With an increasingly buyer-driven purchase process, it’s no longer necessary to discuss with a prospective customer ‘why’ a data warehouse is necessary. Instead, our challenge is to reassure buyers that the ‘what’ of the purchasing decision made today will still be the right one for tomorrow. And automation is the key to that puzzle.

As firms recognise that putting data at the heart of their business can derive competitive advantage, many have begun the process of a digital transformation, and this has led buyers to look at their existing data infrastructure.  Most come to the conclusion that their data platforms need modernising but are often fearful of making the wrong decision as to what platform to purchase. With ‘time to value’ of technology investments never more under scrutiny, the risk of being locked into technology that won’t deliver the required gains is one that concerns many of the IT leaders I talk with about data warehousing. They want to know ‘what’ they are going to be getting for their investment and want to understand how they can be assured that it will drive continual value for their organisations.

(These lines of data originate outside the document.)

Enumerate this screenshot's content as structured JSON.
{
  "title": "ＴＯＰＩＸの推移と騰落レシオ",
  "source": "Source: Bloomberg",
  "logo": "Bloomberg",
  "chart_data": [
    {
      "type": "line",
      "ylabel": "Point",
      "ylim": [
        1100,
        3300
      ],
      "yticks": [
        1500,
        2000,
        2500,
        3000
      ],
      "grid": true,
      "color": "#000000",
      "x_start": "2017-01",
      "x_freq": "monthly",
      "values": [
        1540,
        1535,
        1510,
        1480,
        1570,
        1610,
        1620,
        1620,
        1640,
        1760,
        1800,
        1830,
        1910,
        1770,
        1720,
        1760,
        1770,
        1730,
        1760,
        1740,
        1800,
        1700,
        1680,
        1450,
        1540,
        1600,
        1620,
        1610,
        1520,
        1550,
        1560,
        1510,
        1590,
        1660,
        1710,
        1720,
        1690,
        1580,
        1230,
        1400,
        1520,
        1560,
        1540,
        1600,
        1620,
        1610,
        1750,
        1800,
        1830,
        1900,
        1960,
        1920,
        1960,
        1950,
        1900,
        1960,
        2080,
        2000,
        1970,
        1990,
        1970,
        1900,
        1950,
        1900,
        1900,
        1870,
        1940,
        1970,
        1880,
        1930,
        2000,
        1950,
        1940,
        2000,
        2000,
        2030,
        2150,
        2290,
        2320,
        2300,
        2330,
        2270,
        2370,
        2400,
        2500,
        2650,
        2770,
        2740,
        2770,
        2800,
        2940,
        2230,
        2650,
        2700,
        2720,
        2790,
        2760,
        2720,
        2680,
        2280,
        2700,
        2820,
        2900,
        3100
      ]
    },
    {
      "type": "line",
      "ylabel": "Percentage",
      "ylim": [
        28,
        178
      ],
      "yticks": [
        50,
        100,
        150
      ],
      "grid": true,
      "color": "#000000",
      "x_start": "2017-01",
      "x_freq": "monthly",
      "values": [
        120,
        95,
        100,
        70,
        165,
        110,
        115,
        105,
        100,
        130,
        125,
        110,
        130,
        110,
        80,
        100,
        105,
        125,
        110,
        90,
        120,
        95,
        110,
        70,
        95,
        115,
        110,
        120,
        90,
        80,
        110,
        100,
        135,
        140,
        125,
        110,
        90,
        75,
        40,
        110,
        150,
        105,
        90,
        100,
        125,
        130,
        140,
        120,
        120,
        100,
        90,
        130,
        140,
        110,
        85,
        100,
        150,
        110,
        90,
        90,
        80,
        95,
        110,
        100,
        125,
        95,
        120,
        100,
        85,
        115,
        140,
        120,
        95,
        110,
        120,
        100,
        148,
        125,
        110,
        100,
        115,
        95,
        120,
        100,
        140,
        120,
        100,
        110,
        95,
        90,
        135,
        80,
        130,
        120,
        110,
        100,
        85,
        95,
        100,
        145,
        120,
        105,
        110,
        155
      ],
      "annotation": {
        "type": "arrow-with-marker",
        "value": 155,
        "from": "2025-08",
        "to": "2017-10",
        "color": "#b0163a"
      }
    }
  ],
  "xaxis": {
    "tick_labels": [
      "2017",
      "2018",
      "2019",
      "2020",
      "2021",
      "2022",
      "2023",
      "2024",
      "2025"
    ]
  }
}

Now, while I am confident in my own professional abilities, I can never claim to be a fortune teller. However, when looking forward and analysing the right strategy for choosing a new data warehouse platform, I believe I have developed a sensible approach. This process has been tested by the numerous customer engagements I’ve witnessed over the years and is one I’m confident in sharing to alleviate the fear of making the wrong decision.

The strategy is not to be bound too tightly to one platform, but instead to craft a data infrastructure strategy that supports the flexibility needed ahead as your organization, and technology, changes and evolves.  A future-proofed approach.  Automation of the data warehouse is key to the execution of that strategy – and provides the assurance to buyers that the decision they are making today will also support them well for the future.

You see, whether organizations continue to rely on on-premises data warehouse platforms, migrate to the cloud or will manage hybrid environments of both for the long-run, teams can use automation to provide more to the business faster, with less cost and risk. Customers using automation rather than traditional approaches to design, develop, deploy and operate data infrastructure routinely deliver projects up to 80% faster. Additionally, for organizations ready to move past traditional waterfall development, automation offers the agility to work collaboratively and make adjustments sooner as business users see early iterations of their requests.

Automation also provides the flexibility for teams to pursue the architecture best suited for their organizational needs and fit – data warehouses, data vaults, data marts and data lakes. And makes it easier for them to introduce new data sources and data types into their infrastructure as they emerge, such as streaming data. Metadata-based automation solutions, like WhereScape® automation software, provide IT leaders the flexibility needed to ensure their investment today will support organizational needs well into the future. By leveraging metadata and automation, organizations can not only quickly adopt new technologies, they can also much more easily migrate, regenerate and optimize existing data warehouses on new data platforms as needed down the line.  

Peace of mind, we all seek it. My role in conversations these days is to assure buyers that not only can we automate the ‘what’ they decide to purchase to help them reap its benefits faster, but automation will also serve as a safety net if future needs dictate a change. The ‘why’ is data warehousing beneficial conversation is well behind us. The future looks bright.